The History of the Famed Hollywood Hyphenate: Writer-Directors

This year, all the Oscar-contending directors are nominated for original screenplay: the Daniels (Daniel Kwan, Daniel Scheinert), Todd Field, Martin McDonagh, Ruben Östlund and Steven Spielberg (writing with Tony Kushner).

This is the first time it’s happened in AMPAS history. 

The only year that came close was 2017, when all five helmers had written or co-written their scripts, though they didn’t all get writing noms.

So here’s Film History 101.

In Hollywood lore, Preston Sturges is often credited as the first scribe to become a hyphenate, as writer-director of the 1940 “The Great McGinty.” But as with all Hollywood “facts,” there is only an element of truth here.

In the next few years, he was joined by some heavyweights: Orson Welles (“Citizen Kane”) and John Huston (“The Maltese Falcon”) in 1941; Leo McCarey (co-writer of “Going My Way”); Billy Wilder (writing with Raymond Chandler) for “Double Indemnity” in 1944; and Joseph L. Mankiewicz (“Dragonwyck”), 1946.

However, a writer-director wasn’t an innovation. The silent era had such double-duty (or triple-duty) filmmakers as Charlie Chaplin, Buster Keaton, Lois Weber and D.W. Griffith. But this was before the studio chiefs reorganized the structure of filmmaking and before guilds were formed in the 1930s. Credits were often less structured then.

It may come as no surprise that Hollywood did not invent moviemaking — or hyphenates.

Jay Weissberg, critic and film historian, tells Variety about writer-directors in Japan including Kaeriyama Norimasa as early as 1918 and Yasujirō Shimazu in 1922. Yasujiro Ozu (“Tokyo Story”) began working as a hyphenate on “Zange no Yaiba” (1927)  and “Dreams of Youth” (1928). 

Weissberg also cites France’s Abel Gance and Marcel L’Herbier, and Soviet Union’s Yakov Protazanov (including a 1915 “War and Peace”) and Dziga Vertov, who had years of credits before his influential 1929’s “Man With a Camera.” 

That’s not even mentioning many countries with a long history of filmmaking, including Argentina, Britain, Egypt, India, Italy and Mexico.

So while Sturges is in the filmmakers pantheon, he wasn’t exactly a pioneer. And while Hollywood execs balked at changes to their system, voters at the Academy  of Motion Picture Arts & Sciences quickly embraced the hyphenates. Sturges won an Oscar for “McGinty” and was nominated again for his 1944 classics “The Miracle of Morgan’s Creek” and “Hail the Conquering Hero.” The following year, Wilder won for his fourth film, “The Lost Weekend,” as both writer (with Charles Brackett) and director.

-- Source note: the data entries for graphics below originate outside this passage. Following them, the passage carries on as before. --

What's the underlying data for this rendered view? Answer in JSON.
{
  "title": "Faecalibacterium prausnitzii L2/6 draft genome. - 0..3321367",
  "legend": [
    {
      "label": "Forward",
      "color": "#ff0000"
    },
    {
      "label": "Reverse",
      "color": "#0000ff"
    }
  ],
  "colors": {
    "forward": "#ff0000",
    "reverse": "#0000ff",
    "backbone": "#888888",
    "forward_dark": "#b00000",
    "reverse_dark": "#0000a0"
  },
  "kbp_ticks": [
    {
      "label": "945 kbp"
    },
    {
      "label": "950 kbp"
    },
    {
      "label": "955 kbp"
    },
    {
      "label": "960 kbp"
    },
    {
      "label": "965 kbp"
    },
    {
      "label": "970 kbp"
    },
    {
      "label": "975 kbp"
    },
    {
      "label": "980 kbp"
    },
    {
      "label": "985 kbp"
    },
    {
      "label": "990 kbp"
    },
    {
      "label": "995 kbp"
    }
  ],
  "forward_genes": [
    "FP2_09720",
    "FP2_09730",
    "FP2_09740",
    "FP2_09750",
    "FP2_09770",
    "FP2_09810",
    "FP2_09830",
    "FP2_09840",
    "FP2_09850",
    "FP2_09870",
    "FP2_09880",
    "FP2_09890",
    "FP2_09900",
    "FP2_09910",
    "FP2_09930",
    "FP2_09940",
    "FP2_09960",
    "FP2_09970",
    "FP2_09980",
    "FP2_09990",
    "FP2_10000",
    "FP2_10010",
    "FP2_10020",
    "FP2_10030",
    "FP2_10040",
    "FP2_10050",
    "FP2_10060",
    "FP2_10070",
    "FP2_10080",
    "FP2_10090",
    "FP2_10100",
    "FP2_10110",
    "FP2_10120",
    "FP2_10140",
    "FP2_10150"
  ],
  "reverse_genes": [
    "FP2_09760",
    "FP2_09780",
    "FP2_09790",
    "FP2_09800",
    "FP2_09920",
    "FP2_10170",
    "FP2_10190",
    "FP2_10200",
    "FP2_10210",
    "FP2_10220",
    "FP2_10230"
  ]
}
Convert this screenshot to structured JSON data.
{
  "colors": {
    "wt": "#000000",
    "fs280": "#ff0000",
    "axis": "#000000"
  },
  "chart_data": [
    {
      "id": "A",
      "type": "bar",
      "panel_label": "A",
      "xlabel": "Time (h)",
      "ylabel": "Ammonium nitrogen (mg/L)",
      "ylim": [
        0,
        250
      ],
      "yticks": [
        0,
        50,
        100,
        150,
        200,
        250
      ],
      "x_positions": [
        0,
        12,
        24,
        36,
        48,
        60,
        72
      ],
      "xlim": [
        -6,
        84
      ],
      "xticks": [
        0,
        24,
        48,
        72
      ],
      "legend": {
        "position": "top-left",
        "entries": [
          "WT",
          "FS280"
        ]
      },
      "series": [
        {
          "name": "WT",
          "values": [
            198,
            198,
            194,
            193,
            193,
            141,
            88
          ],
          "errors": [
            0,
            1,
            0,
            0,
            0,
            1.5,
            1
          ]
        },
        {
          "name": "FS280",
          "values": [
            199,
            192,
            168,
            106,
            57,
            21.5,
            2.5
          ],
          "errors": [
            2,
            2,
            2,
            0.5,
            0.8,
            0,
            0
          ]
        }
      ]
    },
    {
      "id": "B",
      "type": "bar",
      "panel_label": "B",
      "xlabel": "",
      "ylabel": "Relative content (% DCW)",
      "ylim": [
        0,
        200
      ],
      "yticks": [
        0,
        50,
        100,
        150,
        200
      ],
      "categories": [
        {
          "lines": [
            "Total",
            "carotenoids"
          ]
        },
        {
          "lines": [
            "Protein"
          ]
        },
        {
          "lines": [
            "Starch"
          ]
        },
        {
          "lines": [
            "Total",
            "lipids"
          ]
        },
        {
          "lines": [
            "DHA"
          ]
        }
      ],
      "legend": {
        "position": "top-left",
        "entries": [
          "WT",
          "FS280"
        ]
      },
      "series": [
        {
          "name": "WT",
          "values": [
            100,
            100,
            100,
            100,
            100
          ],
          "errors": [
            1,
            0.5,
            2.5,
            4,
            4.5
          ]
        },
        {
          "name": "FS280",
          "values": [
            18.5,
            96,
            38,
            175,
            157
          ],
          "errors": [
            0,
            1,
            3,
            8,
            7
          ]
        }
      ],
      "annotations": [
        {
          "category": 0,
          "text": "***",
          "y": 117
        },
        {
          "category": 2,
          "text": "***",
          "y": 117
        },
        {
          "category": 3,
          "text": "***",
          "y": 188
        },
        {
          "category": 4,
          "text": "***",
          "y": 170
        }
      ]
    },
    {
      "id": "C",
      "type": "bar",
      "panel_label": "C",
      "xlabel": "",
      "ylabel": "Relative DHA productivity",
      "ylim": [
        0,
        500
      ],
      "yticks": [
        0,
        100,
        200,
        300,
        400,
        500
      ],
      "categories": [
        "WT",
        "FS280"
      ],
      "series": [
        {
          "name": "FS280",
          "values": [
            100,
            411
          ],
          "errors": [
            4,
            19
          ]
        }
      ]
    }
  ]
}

Welles scored three noms in 1941 for “Kane” and shared in the glory of the best-pic nom (before 1951, AMPAS cited the studio, not individual producers). By the time Warren Beatty was up at bat, he earned four apiece for “Heaven Can Wait” (1978) and “Reds” (1981), nominated as producer writer, director and actor.

Most of this year’s directing nominees also have a third nomination, as one of the film’s producers.

Does having multiple noms increase your odds of winning? Well, if you’re nominated for three, you have tripled your chances. But throughout the years there have been two dozen triple nominees, and some went home empty-handed, including such icons as Stanley Kubrick (multiple times!), Michael Mann and Robert Rossen.

Triple crown winners as writer, producer and director include:  Leo McCarey (1944, sort of, since the studio was the official producer); Wilder, “The Apartment” (1960); Francis Ford Coppola, “The Godfather, Part II” (1974); James L. Brooks, “Terms of Endearment” (1983); Peter Jackson, “The Lord of the Rings: The Return of the King” (2003); Joel & Ethan Coen, “No Country for Old Men” (2007): and Alejandro G. Iñárritu, “Birdman” (2014).

And Bong Joon Ho set a lot of records at the 2020 ceremony, when he took home four Oscars for “Parasite.”  So the directors of “Everything Everywhere All at Once,” “Tar,” “The Banshees of Inisherin,” “Triangle of Sadness” and “The Fabelmans” are joining a long and proud Hollywood tradition.